The SEC's Canellos said that while the settlement ends the matter for JPMorgan, the agency's investigation is continuing with respect to individuals involved in the case.
Besides the London whale, JPMorgan faces several other high-profile investigations, including criminal probes into its electricity trading in the US and its sale of mortgage-backed securities ahead of the 2008 housing bust.
The probes come amid a political debate in Washington on whether additional rules are needed to protect the economy from distress in banks considered "too big to fail."
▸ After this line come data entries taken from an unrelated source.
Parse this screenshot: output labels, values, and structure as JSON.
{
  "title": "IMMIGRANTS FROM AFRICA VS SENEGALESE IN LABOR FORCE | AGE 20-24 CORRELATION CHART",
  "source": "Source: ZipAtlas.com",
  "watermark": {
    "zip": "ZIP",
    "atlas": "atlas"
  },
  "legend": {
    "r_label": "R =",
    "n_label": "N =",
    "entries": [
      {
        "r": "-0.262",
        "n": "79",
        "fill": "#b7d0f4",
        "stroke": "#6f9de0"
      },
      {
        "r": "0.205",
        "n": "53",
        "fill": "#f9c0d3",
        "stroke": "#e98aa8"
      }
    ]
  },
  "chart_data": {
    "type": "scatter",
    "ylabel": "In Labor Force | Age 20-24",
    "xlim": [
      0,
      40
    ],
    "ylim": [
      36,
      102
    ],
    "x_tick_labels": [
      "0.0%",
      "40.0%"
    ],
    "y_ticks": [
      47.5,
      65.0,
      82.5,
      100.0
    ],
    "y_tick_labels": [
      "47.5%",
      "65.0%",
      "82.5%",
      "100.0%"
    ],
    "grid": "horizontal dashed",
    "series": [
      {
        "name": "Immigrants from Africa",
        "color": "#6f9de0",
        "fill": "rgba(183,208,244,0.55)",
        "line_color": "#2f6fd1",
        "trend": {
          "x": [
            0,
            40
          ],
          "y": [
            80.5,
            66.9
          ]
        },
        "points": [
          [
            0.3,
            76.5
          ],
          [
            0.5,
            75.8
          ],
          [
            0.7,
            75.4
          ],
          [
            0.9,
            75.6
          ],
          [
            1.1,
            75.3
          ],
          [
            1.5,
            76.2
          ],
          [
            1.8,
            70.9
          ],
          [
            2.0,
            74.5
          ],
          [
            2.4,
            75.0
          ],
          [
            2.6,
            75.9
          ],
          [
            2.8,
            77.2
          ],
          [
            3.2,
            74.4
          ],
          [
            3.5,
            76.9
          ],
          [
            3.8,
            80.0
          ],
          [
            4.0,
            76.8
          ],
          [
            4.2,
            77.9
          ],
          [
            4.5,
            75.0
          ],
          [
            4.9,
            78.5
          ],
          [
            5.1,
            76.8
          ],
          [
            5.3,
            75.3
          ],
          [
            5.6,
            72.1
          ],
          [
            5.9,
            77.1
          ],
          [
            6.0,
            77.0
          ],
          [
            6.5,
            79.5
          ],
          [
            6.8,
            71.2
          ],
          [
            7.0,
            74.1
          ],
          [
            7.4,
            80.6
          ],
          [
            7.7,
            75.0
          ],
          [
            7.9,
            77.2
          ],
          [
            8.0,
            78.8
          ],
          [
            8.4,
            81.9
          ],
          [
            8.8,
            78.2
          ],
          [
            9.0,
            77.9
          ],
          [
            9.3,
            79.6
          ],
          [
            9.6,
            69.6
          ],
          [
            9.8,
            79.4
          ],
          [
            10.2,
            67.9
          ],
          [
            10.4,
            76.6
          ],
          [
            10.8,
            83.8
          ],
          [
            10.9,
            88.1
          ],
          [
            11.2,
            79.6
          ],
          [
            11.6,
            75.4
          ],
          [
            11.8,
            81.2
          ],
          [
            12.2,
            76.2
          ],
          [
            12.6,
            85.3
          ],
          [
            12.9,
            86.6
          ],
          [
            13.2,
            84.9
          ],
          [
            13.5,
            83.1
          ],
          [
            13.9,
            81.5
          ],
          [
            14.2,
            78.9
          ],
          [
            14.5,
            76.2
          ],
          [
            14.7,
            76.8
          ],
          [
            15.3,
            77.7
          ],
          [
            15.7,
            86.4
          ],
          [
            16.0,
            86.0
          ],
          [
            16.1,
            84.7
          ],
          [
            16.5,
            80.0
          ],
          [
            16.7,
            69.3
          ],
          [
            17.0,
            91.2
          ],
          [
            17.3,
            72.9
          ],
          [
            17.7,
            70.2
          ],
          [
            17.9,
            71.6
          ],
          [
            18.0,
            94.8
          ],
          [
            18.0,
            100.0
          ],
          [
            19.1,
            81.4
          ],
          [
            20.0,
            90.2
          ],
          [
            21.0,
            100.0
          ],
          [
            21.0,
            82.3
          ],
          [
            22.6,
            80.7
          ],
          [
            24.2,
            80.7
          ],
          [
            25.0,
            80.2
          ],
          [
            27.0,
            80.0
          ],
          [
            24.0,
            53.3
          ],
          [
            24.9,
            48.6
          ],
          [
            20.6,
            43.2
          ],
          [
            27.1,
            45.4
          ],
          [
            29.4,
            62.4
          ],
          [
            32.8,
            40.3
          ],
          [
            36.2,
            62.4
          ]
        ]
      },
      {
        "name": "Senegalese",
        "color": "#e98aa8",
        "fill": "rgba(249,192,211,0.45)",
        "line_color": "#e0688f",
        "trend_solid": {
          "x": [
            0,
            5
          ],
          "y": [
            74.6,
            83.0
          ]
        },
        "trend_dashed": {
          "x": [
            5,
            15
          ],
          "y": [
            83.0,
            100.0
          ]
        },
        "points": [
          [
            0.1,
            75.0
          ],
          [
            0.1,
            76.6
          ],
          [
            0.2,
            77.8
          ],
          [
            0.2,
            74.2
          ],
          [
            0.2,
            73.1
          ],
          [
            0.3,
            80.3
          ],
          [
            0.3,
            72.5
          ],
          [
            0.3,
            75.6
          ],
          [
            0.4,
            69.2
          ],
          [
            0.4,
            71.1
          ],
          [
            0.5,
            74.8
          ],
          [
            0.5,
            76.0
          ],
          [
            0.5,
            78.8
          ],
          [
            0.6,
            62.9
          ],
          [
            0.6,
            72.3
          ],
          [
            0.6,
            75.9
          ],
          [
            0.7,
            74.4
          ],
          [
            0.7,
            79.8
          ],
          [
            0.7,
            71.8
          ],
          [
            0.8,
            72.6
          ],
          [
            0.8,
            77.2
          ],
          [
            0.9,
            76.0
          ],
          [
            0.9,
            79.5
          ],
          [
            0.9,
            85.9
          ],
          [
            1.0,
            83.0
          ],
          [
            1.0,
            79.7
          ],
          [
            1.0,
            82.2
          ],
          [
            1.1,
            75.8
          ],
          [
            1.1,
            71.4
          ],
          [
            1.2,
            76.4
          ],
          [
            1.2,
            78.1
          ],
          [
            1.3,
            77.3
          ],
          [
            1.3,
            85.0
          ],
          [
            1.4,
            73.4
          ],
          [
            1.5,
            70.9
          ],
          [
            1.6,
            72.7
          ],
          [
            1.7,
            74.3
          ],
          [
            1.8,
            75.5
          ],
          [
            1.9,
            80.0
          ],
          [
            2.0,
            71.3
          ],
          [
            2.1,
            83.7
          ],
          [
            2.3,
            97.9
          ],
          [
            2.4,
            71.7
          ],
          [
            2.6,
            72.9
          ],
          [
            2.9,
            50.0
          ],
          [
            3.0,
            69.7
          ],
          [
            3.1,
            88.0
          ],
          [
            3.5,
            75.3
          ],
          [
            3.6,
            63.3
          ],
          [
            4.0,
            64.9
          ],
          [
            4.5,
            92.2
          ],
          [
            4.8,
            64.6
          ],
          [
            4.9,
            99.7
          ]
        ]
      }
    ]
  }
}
In the wake of the regulatory problems, Dimon has vowed to beef up compliance at the bank, hiring some 4,000 employees to work on financial controls, boosting spending in this area by about $1 billion and providing about 750,000 hours of regulatory and compliance training.
"If you don't acknowledge mistakes, you can't fix them and learn from them," Dimon said in an email message to employees this week. "So now, as in the past, we are recognizing our problems, rolling up our sleeves and fixing them."
Shares in JPMorgan, a member of the blue-chip Dow Jones Industrial Average, were down 0.9 percent in midday trade.